O presidente Jair Bolsonaro concedeu uma entrevista à TV Record, quando falou sobre as tarifas anunciadas pelo presidente Trump, a situação política do Brasil, a economia, queda do desemprego e o crescimento econômico.

A entrevista começou com uma pergunta sobre a sobretaxa anunciada pelo presidente dos Estados Unidos, Donald Trump, sobre o aço e o alumínio brasileiros. Bolsonaro disse que não vê qualquer risco de estremecimento das relações com o governo americano, lembrando que os dois países são grandes parceiros e que há outros elementos envolvidos no balanceamento das relações comerciais internacionais.

A pergunta seguinte foi sobre a não inclusão do jornal Folha de S. Paulo em uma licitação para a assinatura de jornais e revistas pelo governo. A questão vem sendo objeto de narrativas segundo as quais o governo não teria liberdade de escolher quais veículos de imprensa deseja assinar. A esse respeito, Bolsonaro disse: “O governo gasta com jornais e revistas. Tem revista, por exemplo a Carta Capital, que com todo o respeito, não dá pra ler isso aí. Não é justo você gastar dinheiro público com esse tipo de imprensa. A revista IstoÉ está indo pelo mesmo caminho. A questão da Folha de S. Paulo não é de hoje. Para a FSP, as eleições não acabaram. Se isso ferir qualquer norma ética ou legal, a gente volta atrás, sem problema. De qualquer maneira, a gente vai reduzir essa despesa, sem ideia de perseguição”.

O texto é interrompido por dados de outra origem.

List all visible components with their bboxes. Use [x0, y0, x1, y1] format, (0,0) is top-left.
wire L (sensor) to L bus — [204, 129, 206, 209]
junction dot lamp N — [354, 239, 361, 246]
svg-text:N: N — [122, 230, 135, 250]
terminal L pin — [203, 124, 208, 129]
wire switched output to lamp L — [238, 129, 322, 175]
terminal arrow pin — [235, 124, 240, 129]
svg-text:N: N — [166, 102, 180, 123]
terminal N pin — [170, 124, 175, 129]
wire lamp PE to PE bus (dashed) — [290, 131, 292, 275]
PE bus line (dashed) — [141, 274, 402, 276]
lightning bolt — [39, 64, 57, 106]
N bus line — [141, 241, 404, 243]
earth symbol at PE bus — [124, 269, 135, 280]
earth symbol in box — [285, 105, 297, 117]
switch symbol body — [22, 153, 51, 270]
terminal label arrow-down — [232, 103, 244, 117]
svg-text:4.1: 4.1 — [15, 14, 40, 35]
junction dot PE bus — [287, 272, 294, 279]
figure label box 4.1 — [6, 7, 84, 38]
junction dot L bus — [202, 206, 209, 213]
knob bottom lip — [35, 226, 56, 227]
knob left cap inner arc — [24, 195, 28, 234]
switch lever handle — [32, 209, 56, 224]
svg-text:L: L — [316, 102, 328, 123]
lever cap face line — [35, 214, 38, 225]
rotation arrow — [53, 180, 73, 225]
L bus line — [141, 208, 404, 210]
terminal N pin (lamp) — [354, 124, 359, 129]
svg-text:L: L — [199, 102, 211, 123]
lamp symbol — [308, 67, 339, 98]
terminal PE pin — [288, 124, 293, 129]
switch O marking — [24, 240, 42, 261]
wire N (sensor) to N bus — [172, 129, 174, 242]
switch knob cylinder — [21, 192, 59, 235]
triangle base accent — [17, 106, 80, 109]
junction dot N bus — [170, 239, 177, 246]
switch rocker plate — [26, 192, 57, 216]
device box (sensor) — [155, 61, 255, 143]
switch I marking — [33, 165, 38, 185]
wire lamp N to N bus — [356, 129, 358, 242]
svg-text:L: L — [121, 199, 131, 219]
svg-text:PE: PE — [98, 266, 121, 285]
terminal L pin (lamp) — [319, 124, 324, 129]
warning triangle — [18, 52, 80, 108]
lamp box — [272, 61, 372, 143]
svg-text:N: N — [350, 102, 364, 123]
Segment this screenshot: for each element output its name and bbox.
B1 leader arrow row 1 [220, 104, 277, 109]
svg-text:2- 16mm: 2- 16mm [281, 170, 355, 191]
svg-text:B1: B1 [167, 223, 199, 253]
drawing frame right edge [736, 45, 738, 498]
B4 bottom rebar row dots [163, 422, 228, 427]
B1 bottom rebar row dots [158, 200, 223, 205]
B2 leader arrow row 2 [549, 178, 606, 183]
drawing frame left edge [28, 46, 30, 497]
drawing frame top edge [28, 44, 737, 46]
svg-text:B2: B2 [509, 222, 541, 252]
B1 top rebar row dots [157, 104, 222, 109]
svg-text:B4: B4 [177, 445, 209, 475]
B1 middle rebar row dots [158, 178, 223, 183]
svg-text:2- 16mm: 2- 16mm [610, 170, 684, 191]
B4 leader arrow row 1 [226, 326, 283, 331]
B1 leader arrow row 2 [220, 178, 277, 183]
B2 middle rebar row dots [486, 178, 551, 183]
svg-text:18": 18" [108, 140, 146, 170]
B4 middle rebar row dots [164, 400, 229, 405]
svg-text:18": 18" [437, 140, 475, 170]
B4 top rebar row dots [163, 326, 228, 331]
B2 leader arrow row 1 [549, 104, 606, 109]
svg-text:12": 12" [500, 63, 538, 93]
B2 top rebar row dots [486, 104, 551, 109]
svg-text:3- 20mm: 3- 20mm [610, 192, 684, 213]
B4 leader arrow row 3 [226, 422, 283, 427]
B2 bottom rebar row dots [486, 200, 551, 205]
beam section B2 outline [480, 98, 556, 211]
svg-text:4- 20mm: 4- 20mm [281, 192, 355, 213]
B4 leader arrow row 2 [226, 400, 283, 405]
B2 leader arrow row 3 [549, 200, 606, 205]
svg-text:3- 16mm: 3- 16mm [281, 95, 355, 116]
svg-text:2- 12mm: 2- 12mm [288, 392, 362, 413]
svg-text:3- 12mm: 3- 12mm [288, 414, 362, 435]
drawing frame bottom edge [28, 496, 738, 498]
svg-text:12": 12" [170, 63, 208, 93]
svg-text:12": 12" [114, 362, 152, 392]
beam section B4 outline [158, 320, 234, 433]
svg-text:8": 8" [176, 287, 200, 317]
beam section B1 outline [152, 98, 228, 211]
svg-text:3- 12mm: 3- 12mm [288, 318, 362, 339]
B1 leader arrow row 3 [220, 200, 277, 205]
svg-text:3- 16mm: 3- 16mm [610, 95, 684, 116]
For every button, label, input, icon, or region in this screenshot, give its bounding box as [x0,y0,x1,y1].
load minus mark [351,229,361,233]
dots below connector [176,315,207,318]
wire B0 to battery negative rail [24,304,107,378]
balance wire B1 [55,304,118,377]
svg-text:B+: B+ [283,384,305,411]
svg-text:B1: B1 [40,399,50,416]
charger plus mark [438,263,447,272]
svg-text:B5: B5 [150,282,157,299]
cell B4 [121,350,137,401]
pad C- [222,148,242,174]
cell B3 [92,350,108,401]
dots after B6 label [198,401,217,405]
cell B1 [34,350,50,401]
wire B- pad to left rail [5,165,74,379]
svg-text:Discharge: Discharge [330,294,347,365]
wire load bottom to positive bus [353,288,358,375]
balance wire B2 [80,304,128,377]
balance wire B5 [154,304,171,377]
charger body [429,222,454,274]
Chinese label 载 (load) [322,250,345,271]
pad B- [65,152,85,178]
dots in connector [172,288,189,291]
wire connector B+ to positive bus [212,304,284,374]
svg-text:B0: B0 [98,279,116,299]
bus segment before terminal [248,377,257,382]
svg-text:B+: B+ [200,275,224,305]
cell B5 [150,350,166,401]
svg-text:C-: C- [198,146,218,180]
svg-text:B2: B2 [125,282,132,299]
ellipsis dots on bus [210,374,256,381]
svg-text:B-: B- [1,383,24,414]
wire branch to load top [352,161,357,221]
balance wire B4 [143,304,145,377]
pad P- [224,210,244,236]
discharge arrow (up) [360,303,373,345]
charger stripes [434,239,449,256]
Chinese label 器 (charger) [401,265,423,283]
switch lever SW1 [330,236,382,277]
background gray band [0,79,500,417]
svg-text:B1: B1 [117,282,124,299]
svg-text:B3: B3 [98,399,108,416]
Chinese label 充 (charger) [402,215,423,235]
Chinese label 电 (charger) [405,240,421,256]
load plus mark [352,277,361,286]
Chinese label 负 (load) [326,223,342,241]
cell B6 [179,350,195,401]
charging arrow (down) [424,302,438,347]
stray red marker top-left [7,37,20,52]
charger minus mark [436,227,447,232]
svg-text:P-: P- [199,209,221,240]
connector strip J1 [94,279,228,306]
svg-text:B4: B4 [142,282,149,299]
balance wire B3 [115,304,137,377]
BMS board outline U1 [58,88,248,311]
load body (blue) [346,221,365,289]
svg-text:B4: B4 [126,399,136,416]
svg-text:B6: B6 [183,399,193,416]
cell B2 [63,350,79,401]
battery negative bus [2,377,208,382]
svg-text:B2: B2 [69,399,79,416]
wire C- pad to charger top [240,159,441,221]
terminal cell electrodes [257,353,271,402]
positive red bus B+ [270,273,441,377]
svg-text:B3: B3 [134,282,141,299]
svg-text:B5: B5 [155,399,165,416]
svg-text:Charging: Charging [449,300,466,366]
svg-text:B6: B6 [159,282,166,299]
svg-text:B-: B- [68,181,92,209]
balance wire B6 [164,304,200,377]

Outra narrativa tratada na entrevista foi a que envolveu o filho do presidente, Eduardo Bolsonaro, e o ministro da Economia, Paulo Guedes, que mencionaram a expressão ‘AI-5’. O presidente disse: “Eu entendo isso como liberdade de expressão, nada mais além disso”. O presidente lembrou que ambos falaram em um contexto que tratava da possibilidade de ataques terroristas no Brasil, e disse: “Podiam ter usado outra expressão, mas não vejo por que tanta pressão em cima dos dois por causa disso aí. No Congresso já houve sessão solene para Che Guevara, tanta gente que no passado tinha uma postura completamente diferente, antidemocrática. Agora, pediram até a cabeça do Paulo Guedes para mim”.

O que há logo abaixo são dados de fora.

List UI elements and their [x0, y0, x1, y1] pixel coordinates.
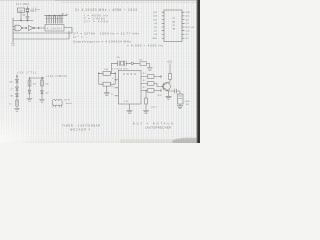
pin stubs left [162, 12, 164, 38]
pin stubs right [182, 12, 185, 38]
LED D1 [16, 79, 19, 82]
svg-text:2¹² = 4096: 2¹² = 4096 [84, 20, 108, 24]
capacitor C2 [118, 61, 120, 66]
resistor R330k [103, 82, 111, 86]
speaker LS1 [178, 94, 184, 104]
wire U1 to node [20, 13, 22, 21]
diode D4 [28, 90, 31, 93]
ground Q1 [166, 96, 172, 99]
svg-text:≈ 4,096 ≈ 4096 Hz: ≈ 4,096 ≈ 4096 Hz [127, 44, 163, 48]
paper top edge band [0, 0, 200, 1]
crystal X1 [26, 7, 29, 14]
wire column 2 [29, 78, 31, 98]
gate G1 (NAND) [15, 25, 21, 31]
gate G2 (inverter) [29, 26, 34, 31]
svg-text:VM: VM [10, 96, 13, 98]
ground LS1 [177, 104, 183, 109]
junction [20, 20, 21, 21]
box U1 (oscillator module, top-left) [18, 8, 25, 13]
capacitor C4 [169, 89, 181, 94]
resistor R1 [16, 100, 19, 106]
label 22p [31, 9, 34, 11]
svg-text:2× 4,19430 MHz ≈ 4096 ∼ 1024: 2× 4,19430 MHz ≈ 4096 ∼ 1024 [75, 8, 137, 12]
wire +12V rail [169, 64, 171, 74]
4060 oscillator circuit (bottom centre) [98, 57, 190, 113]
resistor R2 [28, 80, 31, 86]
resistor R8 [169, 73, 172, 79]
IC U3 pinout (top right) [162, 10, 185, 42]
ground col2 [27, 98, 32, 101]
resistor R7 to ground [145, 91, 147, 99]
wire feedback B [13, 31, 69, 39]
ground [147, 68, 152, 71]
svg-text:VDD: VDD [186, 12, 191, 14]
wire column 1 [16, 75, 18, 105]
svg-text:TIMER - JUSTIERBAR: TIMER - JUSTIERBAR [62, 124, 100, 128]
capacitor C1 [26, 13, 29, 21]
wire U2 out [64, 28, 72, 34]
svg-text:Quarzfrequenz = 4,194304 MHz: Quarzfrequenz = 4,194304 MHz [73, 39, 131, 43]
svg-text:10M: 10M [104, 69, 108, 71]
trimmer C5 [34, 8, 40, 12]
svg-text:Sockel: Sockel [66, 103, 73, 105]
transistor Q1 [163, 83, 171, 91]
handwritten notes block [73, 8, 163, 47]
svg-text:WECKER 4: WECKER 4 [70, 128, 91, 132]
svg-text:2¹⁴ = …: 2¹⁴ = … [73, 35, 88, 39]
svg-text:8Ω: 8Ω [186, 104, 189, 106]
svg-text:LAUTSPRECHER: LAUTSPRECHER [145, 126, 171, 130]
svg-text:RST +5V: RST +5V [186, 27, 195, 29]
node f0 label [11, 43, 15, 45]
bottom-left supply chain [9, 72, 67, 112]
node loop [131, 62, 133, 64]
svg-text:4,194304 MHz: 4,194304 MHz [112, 68, 128, 70]
wire G2 out [35, 27, 45, 29]
ground tap [104, 86, 110, 95]
connector J1 (comb) [45, 14, 68, 16]
resistor R3 [41, 80, 44, 86]
svg-text:Lautst.: Lautst. [151, 106, 158, 109]
label 4,0 [23, 14, 26, 15]
svg-text:4,194304: 4,194304 [47, 27, 63, 30]
diode D5 [41, 91, 44, 94]
paper background [0, 0, 200, 143]
wire column 3 [41, 78, 43, 99]
resistor R9 with ground (mid right) [138, 60, 153, 71]
ground col1 [14, 106, 19, 111]
caption timer [62, 122, 173, 132]
wire main left bus [12, 18, 14, 43]
wire to node [127, 62, 132, 64]
junction [27, 20, 28, 21]
wire drop left [111, 63, 113, 73]
svg-text:+12V (CMOS): +12V (CMOS) [46, 75, 67, 78]
scan edge shadow right [195, 0, 198, 143]
crystal X2 [121, 61, 124, 65]
emitter wire [168, 90, 169, 96]
top edge tick row [62, 2, 196, 4]
wire feedback A [13, 32, 72, 34]
svg-text:+12V: +12V [167, 61, 173, 64]
x mark on wire [62, 13, 69, 15]
svg-text:BUZ: BUZ [158, 95, 163, 97]
svg-text:12.4. 4MHz: 12.4. 4MHz [16, 2, 30, 6]
ground col3 [39, 99, 44, 102]
diode D2 [16, 87, 19, 90]
diode D3 [16, 94, 19, 97]
divider box U2 [45, 25, 64, 32]
wire node row [13, 20, 33, 22]
junction node [26, 27, 27, 28]
svg-text:GND: GND [152, 38, 157, 40]
bottom scan shading [120, 139, 197, 143]
crystal row wire [112, 62, 118, 64]
svg-text:DIP 14: DIP 14 [64, 100, 71, 102]
wire +12V row [30, 77, 44, 78]
pins right U4 [141, 77, 147, 91]
svg-text:CLK: CLK [186, 31, 191, 33]
pins left U4 [115, 80, 119, 96]
IC package sketch (DIP footprint) [53, 99, 73, 107]
capacitor C3 [125, 61, 127, 66]
ground U4 [127, 104, 133, 113]
svg-text:LED: LED [9, 81, 14, 83]
rails [99, 73, 115, 84]
IC U4 [118, 70, 141, 104]
svg-text:+5V (TTL): +5V (TTL) [17, 72, 36, 75]
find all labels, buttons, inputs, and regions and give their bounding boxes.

Bolsonaro explicou: “O governo está indo muito bem, em especial na área econômica. Então, os que pedem a cabeça do Paulo Guedes, é exatamente com o objetivo de nos desestruturar na questão econômica. Paulo Guedes está firme, sem problema nenhum, fazendo um ótimo trabalho. O Brasil está mudando, com o comando de Paulo Guedes em especial, obviamente, na área econômica”.

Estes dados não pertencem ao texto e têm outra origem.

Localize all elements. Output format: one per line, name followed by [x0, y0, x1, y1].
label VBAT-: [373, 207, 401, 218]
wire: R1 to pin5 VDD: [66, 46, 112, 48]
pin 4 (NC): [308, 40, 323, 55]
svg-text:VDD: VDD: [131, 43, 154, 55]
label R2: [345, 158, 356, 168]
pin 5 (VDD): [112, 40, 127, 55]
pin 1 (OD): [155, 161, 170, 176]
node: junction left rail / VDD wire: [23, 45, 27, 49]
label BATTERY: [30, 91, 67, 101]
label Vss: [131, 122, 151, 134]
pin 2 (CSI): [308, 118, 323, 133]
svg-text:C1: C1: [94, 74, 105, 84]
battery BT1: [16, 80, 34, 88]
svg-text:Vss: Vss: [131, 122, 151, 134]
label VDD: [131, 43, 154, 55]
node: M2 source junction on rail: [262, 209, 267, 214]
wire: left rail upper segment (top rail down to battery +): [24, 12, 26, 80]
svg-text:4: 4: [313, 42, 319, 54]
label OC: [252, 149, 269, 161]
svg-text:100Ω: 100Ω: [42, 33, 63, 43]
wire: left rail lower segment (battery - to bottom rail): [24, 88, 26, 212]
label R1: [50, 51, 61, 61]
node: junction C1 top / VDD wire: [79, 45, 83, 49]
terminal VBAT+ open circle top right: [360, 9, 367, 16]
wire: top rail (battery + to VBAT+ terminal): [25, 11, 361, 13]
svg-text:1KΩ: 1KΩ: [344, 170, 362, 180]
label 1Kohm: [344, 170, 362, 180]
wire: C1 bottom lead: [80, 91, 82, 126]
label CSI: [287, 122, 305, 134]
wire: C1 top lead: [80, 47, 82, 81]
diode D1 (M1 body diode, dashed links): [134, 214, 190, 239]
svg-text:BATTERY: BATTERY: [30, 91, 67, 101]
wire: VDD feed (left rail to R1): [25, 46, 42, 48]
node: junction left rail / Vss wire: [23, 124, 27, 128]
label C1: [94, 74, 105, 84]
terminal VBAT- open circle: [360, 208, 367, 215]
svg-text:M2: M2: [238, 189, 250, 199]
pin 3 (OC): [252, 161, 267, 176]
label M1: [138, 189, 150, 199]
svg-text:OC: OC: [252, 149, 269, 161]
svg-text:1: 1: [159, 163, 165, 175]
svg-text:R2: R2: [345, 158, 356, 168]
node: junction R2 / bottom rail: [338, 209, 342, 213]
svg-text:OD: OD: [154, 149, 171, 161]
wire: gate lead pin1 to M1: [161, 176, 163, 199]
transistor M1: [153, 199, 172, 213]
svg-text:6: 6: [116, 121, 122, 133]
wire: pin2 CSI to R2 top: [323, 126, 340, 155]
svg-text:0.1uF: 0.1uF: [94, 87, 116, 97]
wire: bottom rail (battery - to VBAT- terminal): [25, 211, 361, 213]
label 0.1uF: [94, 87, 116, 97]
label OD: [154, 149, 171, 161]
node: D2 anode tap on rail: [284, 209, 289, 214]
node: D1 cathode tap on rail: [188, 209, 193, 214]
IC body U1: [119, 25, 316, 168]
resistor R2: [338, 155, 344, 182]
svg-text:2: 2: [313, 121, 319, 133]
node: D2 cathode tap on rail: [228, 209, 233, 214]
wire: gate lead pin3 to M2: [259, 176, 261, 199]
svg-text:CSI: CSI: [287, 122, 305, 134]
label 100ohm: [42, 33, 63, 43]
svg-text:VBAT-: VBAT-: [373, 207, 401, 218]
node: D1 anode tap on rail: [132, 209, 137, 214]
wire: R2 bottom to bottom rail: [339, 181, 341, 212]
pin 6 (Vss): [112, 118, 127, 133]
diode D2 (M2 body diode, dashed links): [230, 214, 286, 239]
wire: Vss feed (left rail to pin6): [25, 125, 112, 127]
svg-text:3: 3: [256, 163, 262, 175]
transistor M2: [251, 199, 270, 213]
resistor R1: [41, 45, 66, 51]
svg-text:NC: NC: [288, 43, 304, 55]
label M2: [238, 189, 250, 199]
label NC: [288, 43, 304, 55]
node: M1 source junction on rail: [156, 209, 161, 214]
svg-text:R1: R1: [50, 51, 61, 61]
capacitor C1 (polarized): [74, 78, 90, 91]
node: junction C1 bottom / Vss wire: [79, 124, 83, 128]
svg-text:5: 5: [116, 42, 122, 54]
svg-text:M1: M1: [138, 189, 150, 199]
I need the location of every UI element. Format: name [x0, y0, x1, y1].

Questionado sobre declarações do ex-presidente Lula e sobre sua soltura, mesmo com as condenações, Bolsonaro disse: “Eu tenho por princípio respeitar as decisões dos demais poderes. Não vou entrar numa bola dividida dessa daí. Politicamente, tendo em vista o que ele falou, ele até me ajuda. Ele realmente trouxe, e tem trazido com essas falas dele, a intolerância”. Bolsonaro apontou que Lula o acusou de estar envolvido na morte da Marielle, e afirmou: “não vejo isso como um direito de expressão por parte dele”. O presidente resumiu: “Vamos ter que engolir esse sapo aí, e o barco segue”. Bolsonaro apontou ainda que o Brasil vem melhorando e apresentando bons resultados, e que não tem interesse em responder a Lula. O presidente disse: “Não vou responder. Não vou polemizar com uma pessoa que momentaneamente está em liberdade, e condenado em terceira instância, inclusive”.